The DPDP Rules do not require companies to give compensation to people affected by a data breach and in that case, reputational damage is the best course of action, a participant mentioned. “Just last month, there was a case in which a compensation of over two crores was given to a victim of a data breach under the IT Act. And also, just to point out, this victim wasn’t an individual, it was a bank,” they explained.

Getting data breach notifications every day could trivialise breaches:

Another participant argued that if as a user they get breach notifications from different companies every single day, they would stop taking the breaches seriously. “So, maybe I want to know about breaches that are an active risk,” they said.

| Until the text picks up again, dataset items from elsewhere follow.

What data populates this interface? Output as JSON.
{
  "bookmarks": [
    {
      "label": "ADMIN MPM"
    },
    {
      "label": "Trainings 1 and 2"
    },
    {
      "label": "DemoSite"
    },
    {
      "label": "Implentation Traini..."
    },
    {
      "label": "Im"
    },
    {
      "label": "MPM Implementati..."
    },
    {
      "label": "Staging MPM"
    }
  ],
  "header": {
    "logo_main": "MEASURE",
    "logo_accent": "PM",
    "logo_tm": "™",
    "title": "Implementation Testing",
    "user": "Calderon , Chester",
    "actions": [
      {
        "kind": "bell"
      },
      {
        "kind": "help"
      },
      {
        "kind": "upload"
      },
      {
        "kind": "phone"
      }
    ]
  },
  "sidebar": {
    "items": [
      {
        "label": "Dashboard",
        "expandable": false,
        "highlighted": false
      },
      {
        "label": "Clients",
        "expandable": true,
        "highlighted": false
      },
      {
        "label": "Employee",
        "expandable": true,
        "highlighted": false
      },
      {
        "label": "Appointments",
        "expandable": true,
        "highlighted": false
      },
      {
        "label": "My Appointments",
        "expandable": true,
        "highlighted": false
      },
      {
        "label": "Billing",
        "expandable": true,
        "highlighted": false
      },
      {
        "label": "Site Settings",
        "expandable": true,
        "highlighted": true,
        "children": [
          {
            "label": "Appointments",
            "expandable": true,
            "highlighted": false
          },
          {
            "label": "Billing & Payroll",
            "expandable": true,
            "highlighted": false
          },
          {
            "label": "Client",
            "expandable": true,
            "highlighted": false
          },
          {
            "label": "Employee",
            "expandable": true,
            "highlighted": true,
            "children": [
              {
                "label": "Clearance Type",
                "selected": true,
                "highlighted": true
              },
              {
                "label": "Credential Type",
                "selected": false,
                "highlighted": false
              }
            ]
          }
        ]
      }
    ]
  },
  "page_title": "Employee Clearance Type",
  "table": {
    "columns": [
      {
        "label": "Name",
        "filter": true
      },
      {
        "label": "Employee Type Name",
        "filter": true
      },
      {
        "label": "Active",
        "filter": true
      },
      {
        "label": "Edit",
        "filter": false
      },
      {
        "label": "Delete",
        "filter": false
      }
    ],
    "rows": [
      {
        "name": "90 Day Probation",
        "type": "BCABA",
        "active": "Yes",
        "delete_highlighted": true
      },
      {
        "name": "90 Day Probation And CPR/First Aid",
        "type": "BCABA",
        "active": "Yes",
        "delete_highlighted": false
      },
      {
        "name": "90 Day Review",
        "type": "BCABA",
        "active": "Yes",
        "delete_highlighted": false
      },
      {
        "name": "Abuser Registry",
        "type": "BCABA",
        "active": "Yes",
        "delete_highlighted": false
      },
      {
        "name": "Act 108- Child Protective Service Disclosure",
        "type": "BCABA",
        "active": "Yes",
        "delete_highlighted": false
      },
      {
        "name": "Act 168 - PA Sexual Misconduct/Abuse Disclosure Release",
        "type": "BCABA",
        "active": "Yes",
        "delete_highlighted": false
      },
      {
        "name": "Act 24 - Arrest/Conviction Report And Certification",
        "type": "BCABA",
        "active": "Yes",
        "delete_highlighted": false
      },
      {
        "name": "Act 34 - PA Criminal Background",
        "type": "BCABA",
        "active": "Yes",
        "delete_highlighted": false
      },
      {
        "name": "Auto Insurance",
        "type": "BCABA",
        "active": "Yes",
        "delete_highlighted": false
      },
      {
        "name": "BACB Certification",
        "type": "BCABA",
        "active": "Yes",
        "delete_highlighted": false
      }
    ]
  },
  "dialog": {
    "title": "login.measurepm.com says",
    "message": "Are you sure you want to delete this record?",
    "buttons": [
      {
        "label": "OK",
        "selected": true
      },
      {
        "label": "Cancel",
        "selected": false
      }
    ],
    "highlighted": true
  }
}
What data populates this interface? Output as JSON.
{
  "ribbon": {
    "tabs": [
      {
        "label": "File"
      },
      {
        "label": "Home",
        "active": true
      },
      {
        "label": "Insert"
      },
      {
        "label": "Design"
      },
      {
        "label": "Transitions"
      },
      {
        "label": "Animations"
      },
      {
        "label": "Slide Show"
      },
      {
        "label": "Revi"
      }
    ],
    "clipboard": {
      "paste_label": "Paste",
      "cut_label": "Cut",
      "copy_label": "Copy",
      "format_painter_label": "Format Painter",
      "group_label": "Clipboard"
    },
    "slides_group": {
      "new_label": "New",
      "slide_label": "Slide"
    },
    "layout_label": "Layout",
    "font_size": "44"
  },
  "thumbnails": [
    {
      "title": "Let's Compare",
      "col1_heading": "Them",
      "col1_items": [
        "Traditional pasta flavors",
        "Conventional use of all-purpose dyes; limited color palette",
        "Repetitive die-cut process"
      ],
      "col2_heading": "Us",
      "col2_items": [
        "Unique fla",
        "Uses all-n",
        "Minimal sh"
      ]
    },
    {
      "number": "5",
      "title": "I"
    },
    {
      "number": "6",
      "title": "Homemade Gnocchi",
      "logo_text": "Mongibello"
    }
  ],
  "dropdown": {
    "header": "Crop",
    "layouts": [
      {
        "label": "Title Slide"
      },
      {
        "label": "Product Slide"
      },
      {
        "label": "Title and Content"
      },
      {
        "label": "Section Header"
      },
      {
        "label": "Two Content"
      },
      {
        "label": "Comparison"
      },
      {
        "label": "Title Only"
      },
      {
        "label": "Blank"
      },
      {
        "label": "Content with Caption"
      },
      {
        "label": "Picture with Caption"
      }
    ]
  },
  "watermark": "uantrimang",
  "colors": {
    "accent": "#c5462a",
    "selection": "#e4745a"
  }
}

They added that perhaps quarterly or semi-annual breach notifications might make more sense.

Organisational capacity could make reporting a challenge:

A participant mentioned that when discussing the data breach reporting requirements, it is important to consider that not all organisations have the resources to even figure out that they have a breach and fix it, much less report it within the stipulated time. “The government chose to not create a small business exemption properly into the law,” another participant argued in response to this adding that the government could have required bigger entities to have more compliance requirements. 

Key Recommendations:

Harm and population-based thresholds for breach reporting:

The government can consider two separate kinds of thresholds for what qualifies as a breach worth reporting, participants noted. While one way to create a reporting threshold is to focus on the number of people affected by the breach, another is to rely on a harm-based threshold, where reporting happens when a breach causes substantial harm to the affected people. 

DPB should release monthly breach data:

A participant recommended that the DPB should put out data about all the breach reports they received in a month. This report should include the names of the companies that reported the breach, the number of breaches, and the nature of the breaches. They argued that this would ensure that the board is transparent and accountable to the general public. Another user argued that while the government may not be inclined to release the specifics of a breach, people should be able to access aggregated data via RTIs. 

Companies Should report breaches to ONLY one authority:

Instead of reporting breaches to multiple different bodies, a participant suggested that India could consider an approach where companies notify one body that shares this information with other government entities. “In the United Kingdom, what happens is that people report data breach incidents to the Information Commissioner’s Office under the Data Protection Law. That is shared. And I think there’s an administrative guideline to how they share it with four or five other agencies,” they mentioned. 

Reporting timelines could start when the breach is fixed:

“The timeline for reporting maybe should start from the point where you have corrected the breach, rather than when you become aware of the breach,” a participant suggested. They said that this could prevent bad actors from finding out about the breach and exploiting a company’s vulnerability. They added that the DPB could keep companies accountable for fixing the breach in a timely manner by keeping tabs on how long the issue took to fix via the report the company submits to it.